In the case where rollbacks are necessary even when there is no connectivity to the server, the solution can leverage a gateway to record the former states of devices and to perform rollbacks based upon those values.

Examples

Simple request/response over reliable transport

A component issues a request to a device to actuate a motor, using a quality of service to guarantee delivery

Component sends a command to a target device

The component sends the command request message to the commands/deviceID topic to which the device is subscribed:

{
  "cmd": "MOTOR_1_ON",
  "tid": "CAFED00D",
  "status": "REQUEST"
}

The component also tracks the message’s transaction ID of CAFED00D, as issued and outstanding for the device.

Device processes message

The device receives the message from topic commands/deviceID, activates motor 1, and responds with an acknowledgement on the topic commands/deviceID/ack to which the component is subscribed. The component receives the following acknowledgment after a period of time:

{
  "tid": "CAFED00D",
  "status": "SUCCESS"
}

Device and component complete command (transaction) process

The device no longer tracks the command request. The component maps the SUCCESS value to the transaction ID of CAFED00D and removes the transaction from the list of outstanding requests, signifying the command has completed. A result of FAILURE might indicate a physical device problem to be investigated.
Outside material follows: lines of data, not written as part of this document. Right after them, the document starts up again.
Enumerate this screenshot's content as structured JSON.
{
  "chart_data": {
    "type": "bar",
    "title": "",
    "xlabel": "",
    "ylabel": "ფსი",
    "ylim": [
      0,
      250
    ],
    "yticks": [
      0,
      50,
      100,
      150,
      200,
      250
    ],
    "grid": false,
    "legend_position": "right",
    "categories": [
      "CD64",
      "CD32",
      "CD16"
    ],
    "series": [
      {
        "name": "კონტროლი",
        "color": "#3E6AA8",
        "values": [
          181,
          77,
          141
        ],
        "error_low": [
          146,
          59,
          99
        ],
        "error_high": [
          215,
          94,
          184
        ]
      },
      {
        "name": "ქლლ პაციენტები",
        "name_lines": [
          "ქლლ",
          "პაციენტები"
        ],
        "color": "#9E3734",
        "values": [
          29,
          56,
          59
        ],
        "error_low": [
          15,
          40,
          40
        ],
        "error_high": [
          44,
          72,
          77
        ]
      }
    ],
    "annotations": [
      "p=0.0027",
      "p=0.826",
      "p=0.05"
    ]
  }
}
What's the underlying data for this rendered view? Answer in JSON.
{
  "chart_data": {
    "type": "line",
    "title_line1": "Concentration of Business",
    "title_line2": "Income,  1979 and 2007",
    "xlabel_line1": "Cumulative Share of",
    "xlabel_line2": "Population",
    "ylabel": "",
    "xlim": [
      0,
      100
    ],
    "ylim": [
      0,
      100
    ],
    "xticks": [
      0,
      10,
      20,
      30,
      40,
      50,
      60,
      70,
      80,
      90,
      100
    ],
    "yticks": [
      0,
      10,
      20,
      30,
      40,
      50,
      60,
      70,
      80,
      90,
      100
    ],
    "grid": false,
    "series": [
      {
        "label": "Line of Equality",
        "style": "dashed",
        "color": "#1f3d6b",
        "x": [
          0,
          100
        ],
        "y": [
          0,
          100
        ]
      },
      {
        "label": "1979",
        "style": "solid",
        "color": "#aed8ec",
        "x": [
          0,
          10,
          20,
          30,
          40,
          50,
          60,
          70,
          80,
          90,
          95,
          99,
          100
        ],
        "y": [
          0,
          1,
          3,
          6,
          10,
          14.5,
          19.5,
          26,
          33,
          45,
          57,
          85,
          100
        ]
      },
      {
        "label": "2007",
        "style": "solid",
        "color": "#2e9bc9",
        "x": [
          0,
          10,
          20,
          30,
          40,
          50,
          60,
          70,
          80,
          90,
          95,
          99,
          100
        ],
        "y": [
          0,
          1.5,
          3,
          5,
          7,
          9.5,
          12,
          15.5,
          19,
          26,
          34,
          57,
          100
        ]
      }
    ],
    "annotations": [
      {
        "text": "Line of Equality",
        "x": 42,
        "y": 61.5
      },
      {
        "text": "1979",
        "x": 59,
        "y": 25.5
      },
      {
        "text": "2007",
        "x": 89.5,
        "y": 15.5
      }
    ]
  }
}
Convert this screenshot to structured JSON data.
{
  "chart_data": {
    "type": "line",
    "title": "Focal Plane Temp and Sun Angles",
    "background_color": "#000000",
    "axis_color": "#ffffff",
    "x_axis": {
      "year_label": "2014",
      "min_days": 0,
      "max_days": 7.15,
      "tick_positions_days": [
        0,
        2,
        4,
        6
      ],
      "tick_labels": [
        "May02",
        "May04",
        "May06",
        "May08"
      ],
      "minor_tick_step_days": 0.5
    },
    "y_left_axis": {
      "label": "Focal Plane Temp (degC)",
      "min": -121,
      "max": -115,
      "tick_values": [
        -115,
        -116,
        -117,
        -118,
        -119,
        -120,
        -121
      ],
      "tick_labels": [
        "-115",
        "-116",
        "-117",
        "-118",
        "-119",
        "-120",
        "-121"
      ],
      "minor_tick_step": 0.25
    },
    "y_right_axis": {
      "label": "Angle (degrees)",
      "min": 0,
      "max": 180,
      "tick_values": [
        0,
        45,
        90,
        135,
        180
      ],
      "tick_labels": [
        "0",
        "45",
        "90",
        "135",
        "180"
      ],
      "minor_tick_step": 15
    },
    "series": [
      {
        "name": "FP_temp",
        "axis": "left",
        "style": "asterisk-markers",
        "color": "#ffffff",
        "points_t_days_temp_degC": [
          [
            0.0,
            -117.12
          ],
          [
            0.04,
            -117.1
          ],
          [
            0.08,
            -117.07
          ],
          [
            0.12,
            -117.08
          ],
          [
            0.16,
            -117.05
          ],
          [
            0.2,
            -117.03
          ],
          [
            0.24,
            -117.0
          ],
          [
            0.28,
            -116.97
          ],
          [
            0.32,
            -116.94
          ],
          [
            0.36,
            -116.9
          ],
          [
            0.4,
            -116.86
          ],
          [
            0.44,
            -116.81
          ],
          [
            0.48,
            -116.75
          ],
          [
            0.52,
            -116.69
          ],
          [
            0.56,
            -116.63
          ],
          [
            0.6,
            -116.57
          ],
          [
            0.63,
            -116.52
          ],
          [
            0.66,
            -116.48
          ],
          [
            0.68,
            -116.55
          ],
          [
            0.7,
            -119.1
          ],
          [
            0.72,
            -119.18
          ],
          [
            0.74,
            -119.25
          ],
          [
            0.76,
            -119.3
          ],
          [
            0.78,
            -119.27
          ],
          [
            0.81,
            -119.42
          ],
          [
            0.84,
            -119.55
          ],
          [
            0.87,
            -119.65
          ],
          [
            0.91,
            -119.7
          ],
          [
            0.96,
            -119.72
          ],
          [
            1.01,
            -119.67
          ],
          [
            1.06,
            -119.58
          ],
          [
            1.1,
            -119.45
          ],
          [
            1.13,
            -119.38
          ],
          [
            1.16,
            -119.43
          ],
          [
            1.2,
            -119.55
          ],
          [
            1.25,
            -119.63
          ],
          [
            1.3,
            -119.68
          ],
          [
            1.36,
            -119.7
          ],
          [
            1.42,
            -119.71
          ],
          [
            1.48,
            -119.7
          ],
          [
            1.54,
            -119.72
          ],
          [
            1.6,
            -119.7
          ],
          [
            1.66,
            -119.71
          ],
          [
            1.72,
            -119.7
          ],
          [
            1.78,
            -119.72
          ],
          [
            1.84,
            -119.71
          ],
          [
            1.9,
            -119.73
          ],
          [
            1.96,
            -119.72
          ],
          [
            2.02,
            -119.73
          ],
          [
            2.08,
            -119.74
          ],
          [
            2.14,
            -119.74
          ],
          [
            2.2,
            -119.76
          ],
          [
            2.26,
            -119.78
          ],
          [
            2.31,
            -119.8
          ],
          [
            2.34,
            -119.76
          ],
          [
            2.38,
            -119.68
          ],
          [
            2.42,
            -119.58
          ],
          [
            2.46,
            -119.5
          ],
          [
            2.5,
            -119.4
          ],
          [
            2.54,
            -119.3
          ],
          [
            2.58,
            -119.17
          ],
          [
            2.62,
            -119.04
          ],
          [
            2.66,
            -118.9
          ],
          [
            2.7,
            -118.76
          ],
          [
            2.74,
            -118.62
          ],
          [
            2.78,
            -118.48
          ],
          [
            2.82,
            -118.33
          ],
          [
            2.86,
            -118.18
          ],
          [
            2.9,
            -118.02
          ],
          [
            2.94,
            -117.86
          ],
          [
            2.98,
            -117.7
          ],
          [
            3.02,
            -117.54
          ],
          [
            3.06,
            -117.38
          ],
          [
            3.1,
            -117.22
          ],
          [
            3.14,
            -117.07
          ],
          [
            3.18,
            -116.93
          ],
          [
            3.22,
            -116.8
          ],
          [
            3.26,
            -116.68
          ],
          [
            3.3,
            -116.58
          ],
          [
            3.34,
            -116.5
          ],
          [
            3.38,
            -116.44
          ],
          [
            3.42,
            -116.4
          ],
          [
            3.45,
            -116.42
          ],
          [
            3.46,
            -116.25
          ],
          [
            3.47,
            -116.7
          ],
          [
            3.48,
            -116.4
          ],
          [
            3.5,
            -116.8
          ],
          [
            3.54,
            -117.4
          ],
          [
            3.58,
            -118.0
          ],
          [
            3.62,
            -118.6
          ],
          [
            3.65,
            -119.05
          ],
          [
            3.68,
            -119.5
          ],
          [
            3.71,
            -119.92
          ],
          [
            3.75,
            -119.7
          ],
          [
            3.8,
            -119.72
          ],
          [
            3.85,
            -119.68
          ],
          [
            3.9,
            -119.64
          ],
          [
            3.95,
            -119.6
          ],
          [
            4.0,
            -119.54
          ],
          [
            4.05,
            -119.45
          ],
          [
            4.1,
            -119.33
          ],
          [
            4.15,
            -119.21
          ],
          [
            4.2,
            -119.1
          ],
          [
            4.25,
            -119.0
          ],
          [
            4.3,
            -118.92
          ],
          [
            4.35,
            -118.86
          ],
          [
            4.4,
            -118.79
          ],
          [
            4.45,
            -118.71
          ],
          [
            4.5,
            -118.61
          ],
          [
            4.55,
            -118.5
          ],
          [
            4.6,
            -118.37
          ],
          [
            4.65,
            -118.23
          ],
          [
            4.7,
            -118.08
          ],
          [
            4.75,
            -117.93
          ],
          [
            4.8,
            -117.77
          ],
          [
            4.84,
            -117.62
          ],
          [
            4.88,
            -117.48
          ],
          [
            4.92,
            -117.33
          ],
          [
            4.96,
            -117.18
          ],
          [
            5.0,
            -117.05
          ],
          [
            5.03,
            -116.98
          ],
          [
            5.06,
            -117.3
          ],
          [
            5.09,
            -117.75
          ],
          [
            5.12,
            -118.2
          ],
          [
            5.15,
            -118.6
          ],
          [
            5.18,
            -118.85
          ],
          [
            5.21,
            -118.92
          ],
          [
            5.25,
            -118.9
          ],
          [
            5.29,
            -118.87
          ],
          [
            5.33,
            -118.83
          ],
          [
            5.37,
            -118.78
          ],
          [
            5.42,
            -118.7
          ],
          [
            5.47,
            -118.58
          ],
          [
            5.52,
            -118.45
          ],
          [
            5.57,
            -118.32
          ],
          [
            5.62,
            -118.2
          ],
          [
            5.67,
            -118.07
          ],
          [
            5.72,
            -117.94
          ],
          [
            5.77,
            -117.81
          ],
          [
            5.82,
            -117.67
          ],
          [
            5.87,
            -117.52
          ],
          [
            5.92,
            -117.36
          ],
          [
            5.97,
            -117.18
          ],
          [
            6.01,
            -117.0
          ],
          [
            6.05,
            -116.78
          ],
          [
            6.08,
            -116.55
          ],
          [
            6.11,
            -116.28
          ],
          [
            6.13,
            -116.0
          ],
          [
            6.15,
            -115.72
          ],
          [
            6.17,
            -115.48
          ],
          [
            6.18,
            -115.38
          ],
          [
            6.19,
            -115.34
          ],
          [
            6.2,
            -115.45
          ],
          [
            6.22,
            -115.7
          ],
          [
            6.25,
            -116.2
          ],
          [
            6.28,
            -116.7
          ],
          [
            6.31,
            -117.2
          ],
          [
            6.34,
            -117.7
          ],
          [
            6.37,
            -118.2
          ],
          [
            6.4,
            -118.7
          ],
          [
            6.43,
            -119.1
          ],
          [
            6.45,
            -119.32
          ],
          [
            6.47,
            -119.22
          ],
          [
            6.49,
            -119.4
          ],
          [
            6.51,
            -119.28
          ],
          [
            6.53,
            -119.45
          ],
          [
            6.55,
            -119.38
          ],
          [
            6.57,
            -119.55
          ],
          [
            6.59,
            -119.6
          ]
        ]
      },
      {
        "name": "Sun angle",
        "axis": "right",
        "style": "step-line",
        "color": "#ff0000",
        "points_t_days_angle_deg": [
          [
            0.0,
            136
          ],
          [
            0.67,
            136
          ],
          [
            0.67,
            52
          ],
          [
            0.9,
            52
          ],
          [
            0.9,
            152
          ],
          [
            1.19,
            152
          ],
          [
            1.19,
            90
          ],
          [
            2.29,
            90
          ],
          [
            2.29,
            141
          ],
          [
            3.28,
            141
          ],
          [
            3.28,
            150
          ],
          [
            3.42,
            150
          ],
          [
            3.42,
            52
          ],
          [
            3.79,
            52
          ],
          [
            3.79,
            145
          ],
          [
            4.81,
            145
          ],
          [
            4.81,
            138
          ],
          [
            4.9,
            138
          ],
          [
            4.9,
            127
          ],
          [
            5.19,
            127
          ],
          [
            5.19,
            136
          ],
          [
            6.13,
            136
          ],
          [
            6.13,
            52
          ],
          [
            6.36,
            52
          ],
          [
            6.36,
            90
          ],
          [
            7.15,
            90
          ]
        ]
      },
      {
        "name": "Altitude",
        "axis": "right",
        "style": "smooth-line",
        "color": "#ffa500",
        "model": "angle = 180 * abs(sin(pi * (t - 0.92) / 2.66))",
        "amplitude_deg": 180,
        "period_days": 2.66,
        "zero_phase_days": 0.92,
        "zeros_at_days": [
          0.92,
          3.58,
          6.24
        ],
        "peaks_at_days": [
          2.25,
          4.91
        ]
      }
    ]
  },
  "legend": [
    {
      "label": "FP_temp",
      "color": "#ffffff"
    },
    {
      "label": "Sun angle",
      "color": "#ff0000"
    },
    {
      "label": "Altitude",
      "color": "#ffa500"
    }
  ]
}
Transaction to offline or unavailable device

A component issues a request to a device to actuate a motor, but the device is offline

Component sends command to unavailable device

The component sends the command request message to the commands/deviceID topic to which the device is subscribed:

{
  "cmd": "MOTOR_1_ON",
  "tid": "CAFED00D",
  "status": "REQUEST"
}

The component also tracks the message transaction ID of CAFED00D, as issued and outstanding for the device. The device is offline and does not receive the message.

Timeout and reissue command

After a set period of time, the component will resend the command request message on a linear or back-off time period with the same transaction ID, and tracks the retry status. After a set amount of retries, the component will determine the device did not received the command, or was unable to reply, and take appropriate action.